"A Agustina era a grande mulher das letras portuguesas", disse Graça Fonseca, citando o escritor Eduardo Lourenço, à chegada à Sé Catedral do Porto onde decorre a missa de corpo presente da escritora Agustina Bessa-Luís, uma cerimónia à qual também assiste o Presidente da República, Marcelo Rebelo de Sousa.

"Mas é muito importante realçar também o papel como mulher. Era alguém muito atento à evolução do país, à sua intervenção. A Agustina era uma mulher e uma escritora ímpar na cultura portuguesa", disse Graça Fonseca, lembrando que o Governo português decretou para hoje dia de luto nacional.

A governante recordou, também, que Agustina Bessa-Luís "teve uma relação muito especial" com o realizador Manoel de Oliveira, bem como com a Cinemateca Portuguesa, razão pela qual, segundo Graça Fonseca, foi hoje feita uma homenagem à escritora neste equipamento cultural.

A "plasticidade que Agustina Bessa-Luís usava a língua portuguesa" foi outro dos destaques de Graça Fonseca, que apontou na escritora características ímpares como "exímia utilizadora da língua portuguesa".

"Por um lado deixava sempre algo subentendido e, por outro lado, complementava a escrita de uma forma muito direta. Sabia muito bem observar a condição humana. A forma como utilizava a língua fazia com que a língua ganhasse vida própria", apontou.

Questionada, por fim, sobre se Agustina Bessa-Luís terá tido o reconhecimento internacional que merecia, a ministra da Cultura admitiu que esta é uma área que será trabalhada "com mais afinco".
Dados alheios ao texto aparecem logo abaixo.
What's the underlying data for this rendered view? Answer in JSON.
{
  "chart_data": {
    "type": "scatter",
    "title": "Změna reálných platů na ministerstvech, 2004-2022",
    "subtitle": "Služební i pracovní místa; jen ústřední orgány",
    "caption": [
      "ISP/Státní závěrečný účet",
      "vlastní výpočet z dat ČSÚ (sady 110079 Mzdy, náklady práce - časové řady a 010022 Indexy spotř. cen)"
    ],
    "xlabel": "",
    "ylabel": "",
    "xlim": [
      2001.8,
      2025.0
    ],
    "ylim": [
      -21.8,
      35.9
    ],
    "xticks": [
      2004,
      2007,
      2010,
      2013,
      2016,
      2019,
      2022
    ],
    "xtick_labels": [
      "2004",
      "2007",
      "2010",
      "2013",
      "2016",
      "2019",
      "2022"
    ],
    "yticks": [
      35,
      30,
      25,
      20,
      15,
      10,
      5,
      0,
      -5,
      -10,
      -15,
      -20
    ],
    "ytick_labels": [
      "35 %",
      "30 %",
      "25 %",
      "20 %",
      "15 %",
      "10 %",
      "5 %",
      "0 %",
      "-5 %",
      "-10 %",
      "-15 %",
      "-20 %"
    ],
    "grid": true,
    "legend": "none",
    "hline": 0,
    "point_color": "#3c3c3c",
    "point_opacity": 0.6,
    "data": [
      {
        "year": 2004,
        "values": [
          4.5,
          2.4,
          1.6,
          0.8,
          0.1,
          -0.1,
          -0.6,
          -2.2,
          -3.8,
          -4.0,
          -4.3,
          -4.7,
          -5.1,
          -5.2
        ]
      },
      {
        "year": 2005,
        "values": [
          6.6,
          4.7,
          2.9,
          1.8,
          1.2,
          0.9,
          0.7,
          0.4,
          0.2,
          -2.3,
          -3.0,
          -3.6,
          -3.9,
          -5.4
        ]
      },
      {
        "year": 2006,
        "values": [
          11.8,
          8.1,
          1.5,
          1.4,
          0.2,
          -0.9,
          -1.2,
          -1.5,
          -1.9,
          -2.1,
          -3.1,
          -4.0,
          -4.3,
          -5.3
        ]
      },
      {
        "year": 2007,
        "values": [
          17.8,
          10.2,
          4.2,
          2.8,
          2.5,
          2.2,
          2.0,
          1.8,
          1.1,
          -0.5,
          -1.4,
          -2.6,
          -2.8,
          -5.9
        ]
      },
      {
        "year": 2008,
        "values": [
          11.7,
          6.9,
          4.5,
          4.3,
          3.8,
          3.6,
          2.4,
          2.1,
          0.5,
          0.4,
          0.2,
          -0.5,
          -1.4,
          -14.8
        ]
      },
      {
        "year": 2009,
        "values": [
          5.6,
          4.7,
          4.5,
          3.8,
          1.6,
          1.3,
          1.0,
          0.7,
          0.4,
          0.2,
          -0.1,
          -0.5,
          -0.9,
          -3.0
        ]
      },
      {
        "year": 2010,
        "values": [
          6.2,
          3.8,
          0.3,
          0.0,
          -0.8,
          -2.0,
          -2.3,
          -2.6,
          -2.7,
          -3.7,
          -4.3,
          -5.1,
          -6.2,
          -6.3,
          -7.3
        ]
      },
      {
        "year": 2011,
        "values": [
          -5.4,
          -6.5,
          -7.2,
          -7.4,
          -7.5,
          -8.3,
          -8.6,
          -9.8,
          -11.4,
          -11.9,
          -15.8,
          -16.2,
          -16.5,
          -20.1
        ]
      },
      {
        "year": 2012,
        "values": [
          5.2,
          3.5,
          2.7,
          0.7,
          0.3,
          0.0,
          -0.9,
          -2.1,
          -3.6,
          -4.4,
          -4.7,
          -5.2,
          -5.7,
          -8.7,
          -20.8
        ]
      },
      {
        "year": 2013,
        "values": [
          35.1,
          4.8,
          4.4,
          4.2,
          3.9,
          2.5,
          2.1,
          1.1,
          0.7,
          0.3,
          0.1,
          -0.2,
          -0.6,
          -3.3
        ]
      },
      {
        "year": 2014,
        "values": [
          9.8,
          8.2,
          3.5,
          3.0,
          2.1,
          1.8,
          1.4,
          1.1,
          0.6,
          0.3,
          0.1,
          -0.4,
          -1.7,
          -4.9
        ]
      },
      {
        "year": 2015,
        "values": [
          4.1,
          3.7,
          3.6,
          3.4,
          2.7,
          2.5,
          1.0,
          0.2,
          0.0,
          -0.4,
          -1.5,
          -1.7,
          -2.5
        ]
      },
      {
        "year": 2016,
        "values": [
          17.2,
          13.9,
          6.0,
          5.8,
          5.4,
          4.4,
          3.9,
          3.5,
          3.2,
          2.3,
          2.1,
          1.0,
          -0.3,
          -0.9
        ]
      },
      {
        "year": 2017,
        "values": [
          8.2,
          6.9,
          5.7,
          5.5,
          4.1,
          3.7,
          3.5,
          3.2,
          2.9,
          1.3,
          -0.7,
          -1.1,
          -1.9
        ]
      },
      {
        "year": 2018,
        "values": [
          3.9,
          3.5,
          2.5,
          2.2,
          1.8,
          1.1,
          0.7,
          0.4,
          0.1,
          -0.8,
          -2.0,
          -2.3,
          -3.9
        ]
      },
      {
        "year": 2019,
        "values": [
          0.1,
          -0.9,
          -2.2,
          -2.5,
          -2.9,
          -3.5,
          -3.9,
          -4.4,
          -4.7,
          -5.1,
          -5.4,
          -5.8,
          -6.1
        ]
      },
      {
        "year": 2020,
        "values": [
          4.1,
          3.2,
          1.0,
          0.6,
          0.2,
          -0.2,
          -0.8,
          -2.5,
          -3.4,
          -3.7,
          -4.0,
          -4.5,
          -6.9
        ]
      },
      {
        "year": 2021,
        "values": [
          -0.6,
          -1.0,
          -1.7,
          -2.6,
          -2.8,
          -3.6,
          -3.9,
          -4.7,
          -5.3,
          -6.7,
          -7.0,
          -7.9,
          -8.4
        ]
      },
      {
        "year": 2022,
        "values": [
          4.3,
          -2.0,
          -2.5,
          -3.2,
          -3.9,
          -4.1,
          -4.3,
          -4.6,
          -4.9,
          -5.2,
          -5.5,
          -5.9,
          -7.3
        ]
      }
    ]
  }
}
"Temos procurado internacionalizar ainda mais os nossos escritores, criadores e artistas. Portugal é de facto um país rico. Felizmente tivemos a Agustina e temos outros extraordinários. É importante levá-los para além das fronteiras do país, porque é a melhor forma que temos como projetar Portugal e encontrar novos territórios, novas centralidades, para a cultura portuguesa. No caso da Agustina é algo que vamos trabalhar com mais afinco", concluiu.

A ministra da Cultura chegou à Sé Catedral às 15:11 da tarde, pouco antes de Marcelo Rebelo de Sousa, que chegou às 15:30 e preferiu deixar as declarações aos jornalistas para o final da cerimónia.

Agustina Bessa-Luís, que morreu na segunda-feira, no Porto, aos 96 anos, nasceu em 15 de outubro de 1922, em Vila Meã, Amarante, e encontrava-se afastada da vida pública, por razões de saúde, há perto de duas décadas.

O nome da escritora, que se estreou nas Letras com o romance "Mundo Fechado", em 1948, destacou-se em 1954, com a publicação de "A Sibila", obra que lhe valeu os prémios Delfim Guimarães e Eça de Queiroz.

Agustina recebeu também, por duas vezes, o Grande Prémio de Romance e Novela, da Associação Portuguesa de Escritores, a primeira, em 1983, pela obra "Os Meninos de Ouro", e, depois, em 2001, por "O Princípio da Incerteza I - Joia de Família".

A escritora foi distinguida pela totalidade da sua obra com o Prémio Adelaide Ristori, do Centro Cultural Italiano de Roma, em 1975, e com o Prémio Eduardo Lourenço, em 2015.

Em 2004 recebeu o Prémio Camões, instituído pelos governos de Portugal e do Brasil, e o Prémio Vergílio Ferreira, da Universidade de Évora.